Right. Which has the longest?
Red. I guess.
Good guess. Didn’t your grade six teacher make you memorize Roy G. Biv? Red, orange, yellow, green, blue, indigo, violet?
The kids are staring at you with incredulity.
But Huygens’s theory didn’t answer everything. Discoveries, class, only serve to open up more mysteries. Why, for instance, light waves can’t go around obstacles, though sound waves can.
The students’ eyes are on the clock. Countdown to lunchtime. You lay aside your chalk. To this day, nobody knows for sure what light is. You perch on your desk, hope the day will never end. The students’ shuffling quiets.

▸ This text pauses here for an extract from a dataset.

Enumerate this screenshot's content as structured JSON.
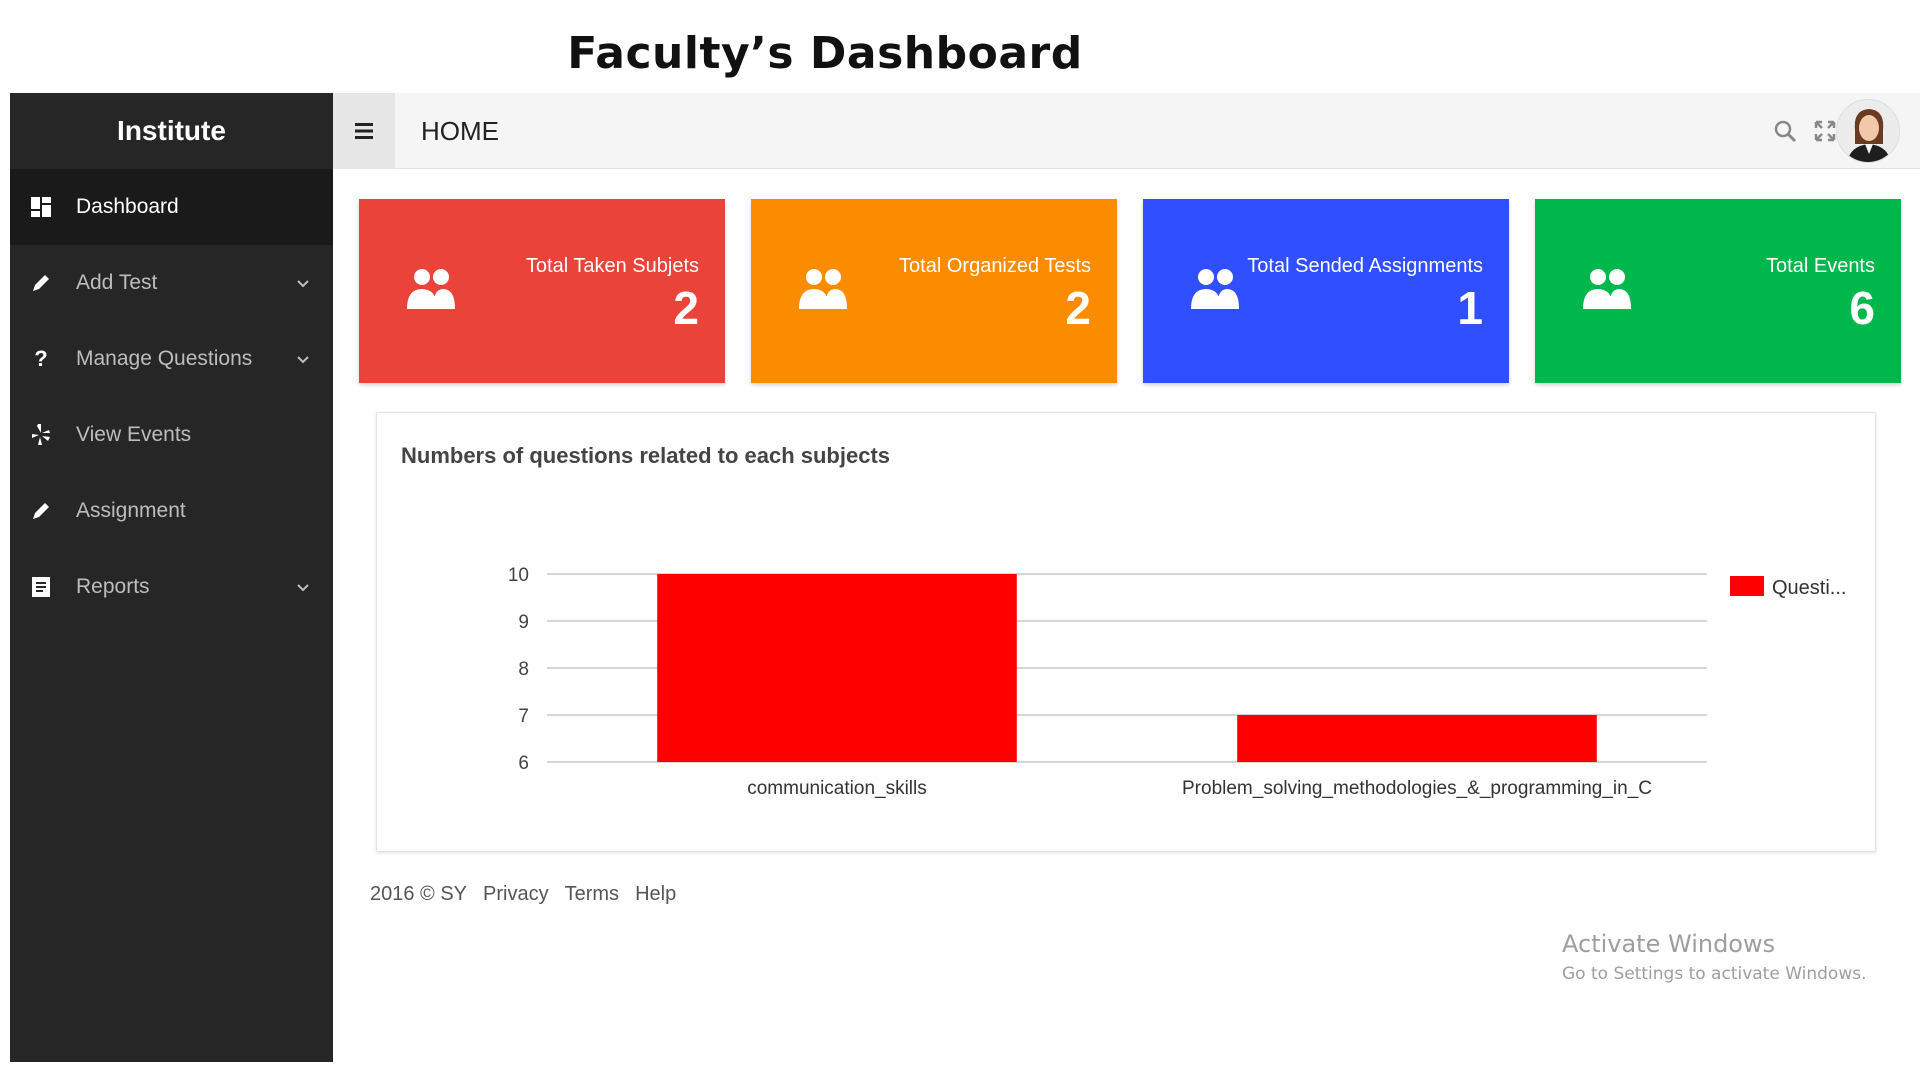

Try this. If you think you know what light is, set up an experiment — and you know what results you’ll get? You’ll get the results you want. If you think light is made up of photons or particles, you can arrange an experiment that will prove light behaves like tiny pellets shot from a gun. But hang on. Your lab mate sets up another experiment and proves that light acts like a pebble dropped into a creek — it circles out in waves. So what is light? Frankly, we don’t know. Why don’t we know? Because, grade elevens, each time we make an observation, we change the thing observed.